Belum sempat Earl menampakkan senyum kemenangannya, Arthur mendekatkan wajahnya dan mencuri sebuah kecupan dari bibirnya. Earl terlambat bereaksi dan berakhir melemparkan sendoknya ke sembarang arah. Earl sukses dibuat mengamuk.
Finni yang baru memasuki rumah tentu saja langsung dibuat bingung.
"Earl? Kau sehat?" Tanyanya menatap Earl yang kini terlihat tidak beres dengan emosinya. Earl dengan beringas menatap balik Finni. Lonjakan emosinya sulit terbendung setelah Arthur menyulut api kemarahannya.
"Apa aku terlihat sehat? Panggilkan dokter kejiwaan kemari!" Ujar Earl mulai lepas kendali.
Finni memutar matanya malas. Akhir-akhir ini emosi Earl sering sekali meledak-ledak seperti petasan. Padahal tidak ada yang mencari gara-gara dengannya selama di rumah.
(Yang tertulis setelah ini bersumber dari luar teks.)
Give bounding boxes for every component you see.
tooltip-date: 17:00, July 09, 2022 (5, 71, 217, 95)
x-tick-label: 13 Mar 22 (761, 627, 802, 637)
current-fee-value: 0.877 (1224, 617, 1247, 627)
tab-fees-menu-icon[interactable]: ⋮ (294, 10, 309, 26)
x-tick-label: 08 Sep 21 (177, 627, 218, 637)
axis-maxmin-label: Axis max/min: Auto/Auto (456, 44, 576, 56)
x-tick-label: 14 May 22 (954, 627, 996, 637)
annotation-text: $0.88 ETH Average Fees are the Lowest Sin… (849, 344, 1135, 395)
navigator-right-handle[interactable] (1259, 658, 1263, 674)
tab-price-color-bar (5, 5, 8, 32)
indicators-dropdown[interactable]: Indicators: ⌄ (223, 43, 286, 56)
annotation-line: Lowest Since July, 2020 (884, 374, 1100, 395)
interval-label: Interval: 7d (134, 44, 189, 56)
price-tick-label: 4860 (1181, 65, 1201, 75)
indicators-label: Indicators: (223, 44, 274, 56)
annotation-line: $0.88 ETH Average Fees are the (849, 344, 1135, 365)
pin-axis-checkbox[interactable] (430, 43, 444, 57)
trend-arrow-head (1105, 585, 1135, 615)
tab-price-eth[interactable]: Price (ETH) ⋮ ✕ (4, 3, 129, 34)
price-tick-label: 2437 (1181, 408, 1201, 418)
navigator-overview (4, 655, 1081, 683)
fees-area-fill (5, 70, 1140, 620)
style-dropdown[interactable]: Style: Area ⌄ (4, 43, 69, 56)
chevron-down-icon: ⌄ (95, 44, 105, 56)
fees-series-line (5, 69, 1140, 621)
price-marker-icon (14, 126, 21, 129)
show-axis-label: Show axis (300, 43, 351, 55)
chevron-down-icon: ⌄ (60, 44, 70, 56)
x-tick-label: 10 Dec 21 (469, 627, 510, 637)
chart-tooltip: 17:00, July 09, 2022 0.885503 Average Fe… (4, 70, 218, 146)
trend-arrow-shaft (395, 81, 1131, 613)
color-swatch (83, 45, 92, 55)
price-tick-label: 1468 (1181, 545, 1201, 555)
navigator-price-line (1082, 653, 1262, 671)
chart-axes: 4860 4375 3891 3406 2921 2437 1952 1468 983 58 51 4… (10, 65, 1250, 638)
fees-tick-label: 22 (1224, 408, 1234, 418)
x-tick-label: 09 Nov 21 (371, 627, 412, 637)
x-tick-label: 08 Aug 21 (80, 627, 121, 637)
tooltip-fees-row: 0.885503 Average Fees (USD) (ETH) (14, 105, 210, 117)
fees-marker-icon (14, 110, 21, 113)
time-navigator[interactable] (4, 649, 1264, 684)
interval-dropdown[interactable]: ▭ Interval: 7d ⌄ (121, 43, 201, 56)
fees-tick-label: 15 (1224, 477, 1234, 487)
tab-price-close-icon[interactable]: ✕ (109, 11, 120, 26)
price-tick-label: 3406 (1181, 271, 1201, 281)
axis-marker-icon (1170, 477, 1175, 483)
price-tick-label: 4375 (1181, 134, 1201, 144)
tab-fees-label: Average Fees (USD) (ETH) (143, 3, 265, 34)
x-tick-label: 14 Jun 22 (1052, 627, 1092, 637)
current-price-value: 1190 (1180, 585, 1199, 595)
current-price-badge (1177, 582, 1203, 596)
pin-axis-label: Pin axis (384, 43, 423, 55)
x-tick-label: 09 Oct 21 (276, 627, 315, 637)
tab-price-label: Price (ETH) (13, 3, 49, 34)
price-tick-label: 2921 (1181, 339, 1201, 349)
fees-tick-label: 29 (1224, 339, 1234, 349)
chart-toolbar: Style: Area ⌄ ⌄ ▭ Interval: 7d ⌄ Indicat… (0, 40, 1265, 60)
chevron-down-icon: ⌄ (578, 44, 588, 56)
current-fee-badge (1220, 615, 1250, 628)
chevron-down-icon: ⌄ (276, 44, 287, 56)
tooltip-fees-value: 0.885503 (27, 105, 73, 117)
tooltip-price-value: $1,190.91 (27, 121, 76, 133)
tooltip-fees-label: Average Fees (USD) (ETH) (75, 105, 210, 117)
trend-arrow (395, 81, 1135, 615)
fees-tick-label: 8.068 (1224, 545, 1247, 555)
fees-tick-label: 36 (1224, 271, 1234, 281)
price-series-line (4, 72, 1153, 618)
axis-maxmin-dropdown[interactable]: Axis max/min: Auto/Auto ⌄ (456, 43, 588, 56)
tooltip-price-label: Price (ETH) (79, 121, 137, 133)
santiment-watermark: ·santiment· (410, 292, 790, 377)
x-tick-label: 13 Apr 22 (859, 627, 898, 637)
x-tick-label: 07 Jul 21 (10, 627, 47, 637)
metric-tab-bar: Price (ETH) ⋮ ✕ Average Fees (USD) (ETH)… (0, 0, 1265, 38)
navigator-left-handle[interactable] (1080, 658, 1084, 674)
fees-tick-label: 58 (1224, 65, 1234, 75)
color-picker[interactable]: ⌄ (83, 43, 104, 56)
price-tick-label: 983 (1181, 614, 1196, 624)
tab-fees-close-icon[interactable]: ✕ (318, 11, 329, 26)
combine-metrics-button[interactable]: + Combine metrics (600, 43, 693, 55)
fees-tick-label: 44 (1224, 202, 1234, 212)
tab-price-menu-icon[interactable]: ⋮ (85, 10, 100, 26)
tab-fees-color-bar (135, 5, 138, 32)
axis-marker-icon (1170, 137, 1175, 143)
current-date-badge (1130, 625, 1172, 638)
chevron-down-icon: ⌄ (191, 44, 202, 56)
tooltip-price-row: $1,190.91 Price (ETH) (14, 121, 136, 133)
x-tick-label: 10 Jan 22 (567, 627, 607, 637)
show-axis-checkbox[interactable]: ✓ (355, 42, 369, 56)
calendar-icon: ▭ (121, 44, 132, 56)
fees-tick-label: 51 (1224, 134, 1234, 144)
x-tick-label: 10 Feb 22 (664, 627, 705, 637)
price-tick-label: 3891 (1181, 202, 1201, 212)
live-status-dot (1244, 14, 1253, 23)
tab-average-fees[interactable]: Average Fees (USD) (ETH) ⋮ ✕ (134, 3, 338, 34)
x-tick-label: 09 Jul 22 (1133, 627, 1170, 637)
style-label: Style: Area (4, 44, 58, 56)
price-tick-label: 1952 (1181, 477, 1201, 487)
Mungkin 'kah Earl menjadi gila karena status tahanan rumah karena lukanya?
Finni langsung bersiap menghubungi rumah sakit jiwa dan dihentikan oleh makian Earl.
-Kantor pusat distrik A-
"Earl, aku tahu ini terlalu rumit untuk dijelaskan. Tetapi mereka anak dari salah satu General Angkatan laut. Ia menawarkan diri untuk bergabung di tim. Selain itu-kau tahu kan maksudku? Kekuasaan menghancurkan segala alasan yang kita bangun." Finni berusaha keras menjelaskan.
sudah empat bulan berlalu dan Earl kini telah pulih sepenuhnya dan kembali ke markasnya. Untuk pertama kalinya juga ia melihat dua sosok yang tidak dikenalnya. Seorang pria yang sibuk mengorek komputernya, sedangkan seorang wanita sibuk memeriksa tumpukan dokumen di atas mejanya.
Earl mengangkat bahu tidak peduli. Toh ia tidak akan berlama-lama di kantor, jika masalah meja dan peralatannya yang mereka gunakan bisa membantu tim kenapa tidak? Earl berpikir simple dan berjalan menuju lokernya.
Sayangnya ketika Earl membuka lokernya, Earl merasa aneh ketika melihat barang-barang disana bukan barang-barang miliknya. Ia menutup dan mengecek nama lokernya, dan disitu masih tertera namanya.
Wanita tadi yang ternyata memperhatikan Earl lantas berdiri dan berjalan dengan angkuhnya ke arah Earl. Earl sungguh tidak tahu jika wanita ini menyerangnya dengan aura tidak mengenakan sejak kedatangannya ke dalam markas.
Ia disana berdiri menantang dan melipat kedua tangannya di depan dada sambil menatap Earl begitu mencemooh. Earl pun dengan masa bodohnya balas menatap wanita itu. Ini bukan sesuatu yang pantas dilakukan, jujur saja Earl bisa mencoba untuk membanting satu manusia jika wanita ini menyerangnya lebih dulu.
"Dimana barang-barangku?" Earl mulai bertanya. Karena sudah tahu bahwa kondisi lokernya yang di sabotase oleh wanita yang lebih pendek sepuluh senti darinya.